Hundreds of painters came through The Bahamas and the Caribbean from the 1850s into the 1950s to see the space as it was reimagined – from West Indies hell-hole of disease to tropical Eden to cure-all-ills. One such painter was Frank Otis Small. An American, born in 1860 and died in 1915, Small’s work is a clear example of the way that colonial eyes looked at Bahamians of this era. Many of these artists have left little of extensive detail for us to remember them by, but their art speaks volumes about their character and their time.
Small’s attention to light is exemplary of how visitors continue to view the Caribbean space today. For those of us living here year-round, day in, day out, regardless of your situation or circumstance the light has always had a near-magical way of changing through the day and each season. This light filters in behind two children, barefoot, who seem to look back with the same inquisitiveness that Small might have had himself. A young boy reaches his hand forward – to greet or to ask for assistance, we can’t quite discern. An even younger girl stands behind–a toddler–with a small doll on a cart with a string – a small detail with a big history.
The first dolls in society go back as far as 21st Century BC. But Black dolls in modern history have a sad but beautiful story. Not unlike the doll we see in Small’s work, dolls for Black children from the 1800s through to the early 1900s were made with love, care, and resourcefulness. A recent exhibition in Paris showcases the Deborah Neff collection, a series of hand-made dolls made to represent Black children. Slaves would craft dolls as they knew best from West African traditions, and later on, those descended from them would carry on some of these traditions, albeit with a less grounded understanding of where they came from. Displacement and uprootedness for generations rounds off the sharpness articulation in your mother tongues, but even the slurred sentiments, later on, can still have meaning even when they feel a little lost, much like these dolls.
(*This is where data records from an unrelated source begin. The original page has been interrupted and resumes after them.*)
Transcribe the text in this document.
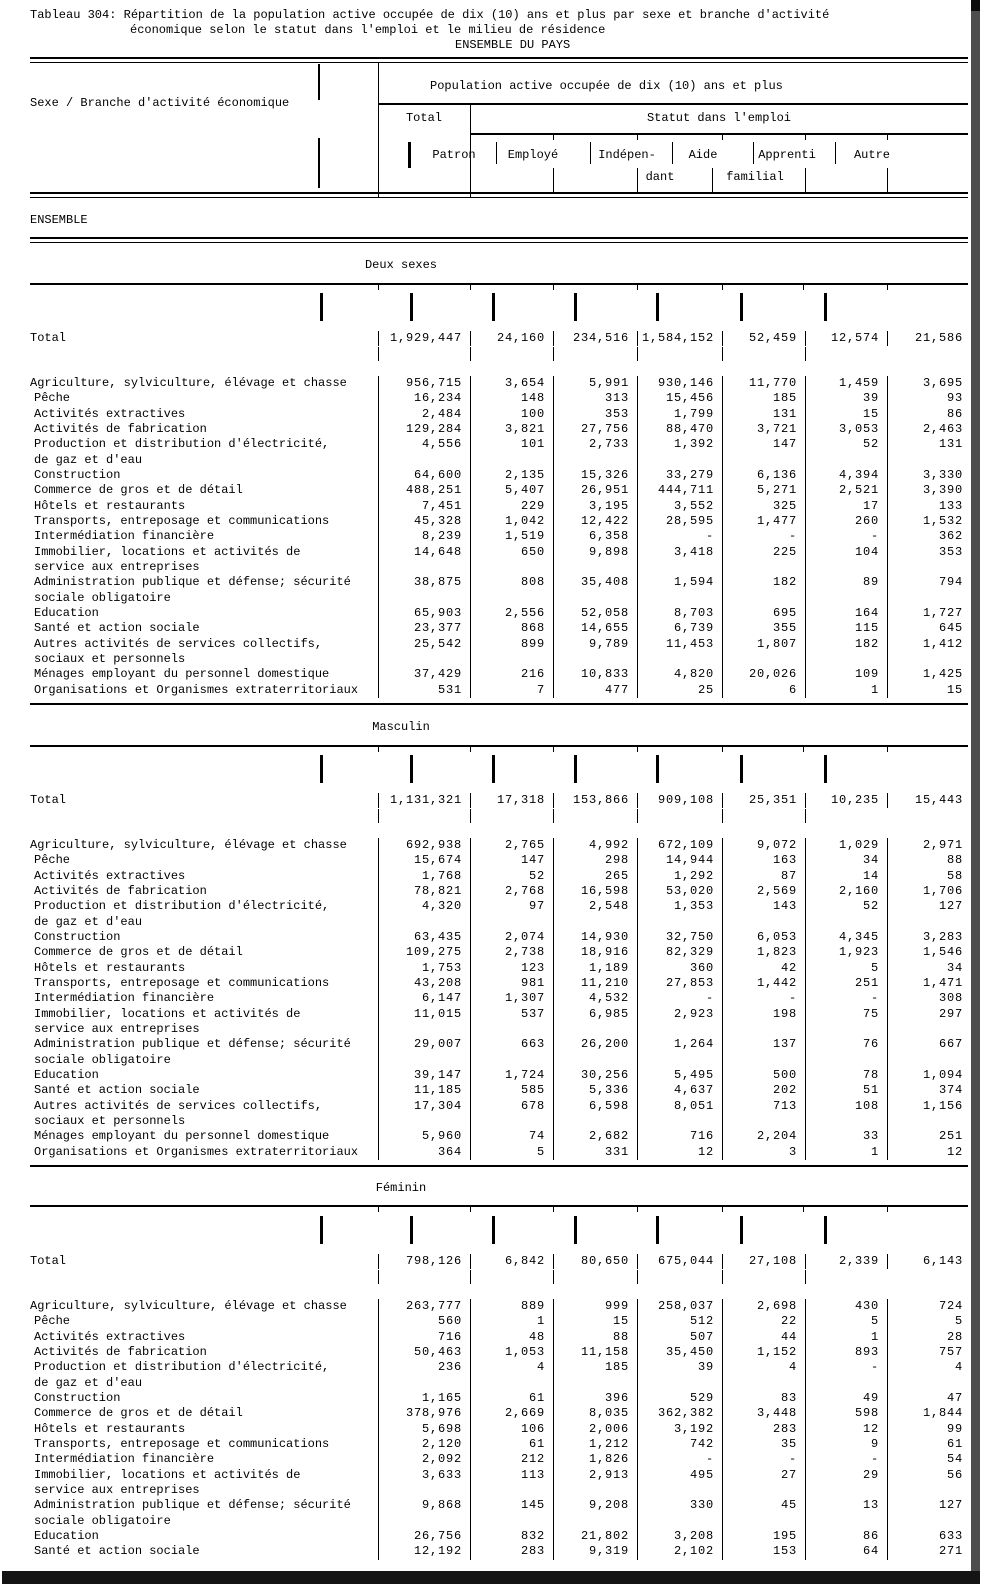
Tableau 304: Répartition de la population active occupée de dix (10) ans et plus par sexe et branche d'activité
économique selon le statut dans l'emploi et le milieu de résidence
ENSEMBLE DU PAYS
Sexe / Branche d'activité économique
Population active occupée de dix (10) ans et plus
Total	Statut dans l'emploi
Patron	Employé	Indépen-	Aide	Apprenti	Autre
dant	familial
ENSEMBLE
Deux sexes
Total	1,929,447	24,160	234,516	1,584,152	52,459	12,574	21,586
Agriculture, sylviculture, élévage et chasse	956,715	3,654	5,991	930,146	11,770	1,459	3,695
Pêche	16,234	148	313	15,456	185	39	93
Activités extractives	2,484	100	353	1,799	131	15	86
Activités de fabrication	129,284	3,821	27,756	88,470	3,721	3,053	2,463
Production et distribution d'électricité,
de gaz et d'eau
4,556	101	2,733	1,392	147	52	131
Construction	64,600	2,135	15,326	33,279	6,136	4,394	3,330
Commerce de gros et de détail	488,251	5,407	26,951	444,711	5,271	2,521	3,390
Hôtels et restaurants	7,451	229	3,195	3,552	325	17	133
Transports, entreposage et communications	45,328	1,042	12,422	28,595	1,477	260	1,532
Intermédiation financière	8,239	1,519	6,358	-	-	-	362
Immobilier, locations et activités de
service aux entreprises
14,648	650	9,898	3,418	225	104	353
Administration publique et défense; sécurité
sociale obligatoire
38,875	808	35,408	1,594	182	89	794
Education	65,903	2,556	52,058	8,703	695	164	1,727
Santé et action sociale	23,377	868	14,655	6,739	355	115	645
Autres activités de services collectifs,
sociaux et personnels
25,542	899	9,789	11,453	1,807	182	1,412
Ménages employant du personnel domestique	37,429	216	10,833	4,820	20,026	109	1,425
Organisations et Organismes extraterritoriaux	531	7	477	25	6	1	15
Masculin
Total	1,131,321	17,318	153,866	909,108	25,351	10,235	15,443
Agriculture, sylviculture, élévage et chasse	692,938	2,765	4,992	672,109	9,072	1,029	2,971
Pêche	15,674	147	298	14,944	163	34	88
Activités extractives	1,768	52	265	1,292	87	14	58
Activités de fabrication	78,821	2,768	16,598	53,020	2,569	2,160	1,706
Production et distribution d'électricité,
de gaz et d'eau
4,320	97	2,548	1,353	143	52	127
Construction	63,435	2,074	14,930	32,750	6,053	4,345	3,283
Commerce de gros et de détail	109,275	2,738	18,916	82,329	1,823	1,923	1,546
Hôtels et restaurants	1,753	123	1,189	360	42	5	34
Transports, entreposage et communications	43,208	981	11,210	27,853	1,442	251	1,471
Intermédiation financière	6,147	1,307	4,532	-	-	-	308
Immobilier, locations et activités de
service aux entreprises
11,015	537	6,985	2,923	198	75	297
Administration publique et défense; sécurité
sociale obligatoire
29,007	663	26,200	1,264	137	76	667
Education	39,147	1,724	30,256	5,495	500	78	1,094
Santé et action sociale	11,185	585	5,336	4,637	202	51	374
Autres activités de services collectifs,
sociaux et personnels
17,304	678	6,598	8,051	713	108	1,156
Ménages employant du personnel domestique	5,960	74	2,682	716	2,204	33	251
Organisations et Organismes extraterritoriaux	364	5	331	12	3	1	12
Féminin
Total	798,126	6,842	80,650	675,044	27,108	2,339	6,143
Agriculture, sylviculture, élévage et chasse	263,777	889	999	258,037	2,698	430	724
Pêche	560	1	15	512	22	5	5
Activités extractives	716	48	88	507	44	1	28
Activités de fabrication	50,463	1,053	11,158	35,450	1,152	893	757
Production et distribution d'électricité,
de gaz et d'eau
236	4	185	39	4	-	4
Construction	1,165	61	396	529	83	49	47
Commerce de gros et de détail	378,976	2,669	8,035	362,382	3,448	598	1,844
Hôtels et restaurants	5,698	106	2,006	3,192	283	12	99
Transports, entreposage et communications	2,120	61	1,212	742	35	9	61
Intermédiation financière	2,092	212	1,826	-	-	-	54
Immobilier, locations et activités de
service aux entreprises
3,633	113	2,913	495	27	29	56
Administration publique et défense; sécurité
sociale obligatoire
9,868	145	9,208	330	45	13	127
Education	26,756	832	21,802	3,208	195	86	633
Santé et action sociale	12,192	283	9,319	2,102	153	64	271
Made from socks, wood, straw – as we know well here – these dolls are all individuals, no Barbies could compare to the time and tenderness and care that went into the representation they present. Small may have taken great time in rendering this image, appealing to the eye as it is, but I have a feeling that the doll within it – whether made with great skill or otherwise – could pull at the heartstrings in a way his interpretations and observations of the time could never quite fully encapsulate. Producing a positive image of what you and those around you look like in that time was a quietly radical political act – in a time when Blackness was to be utilised and silenced, daring to produce versions of your people for younger generations is an act of the utmost care and defiance.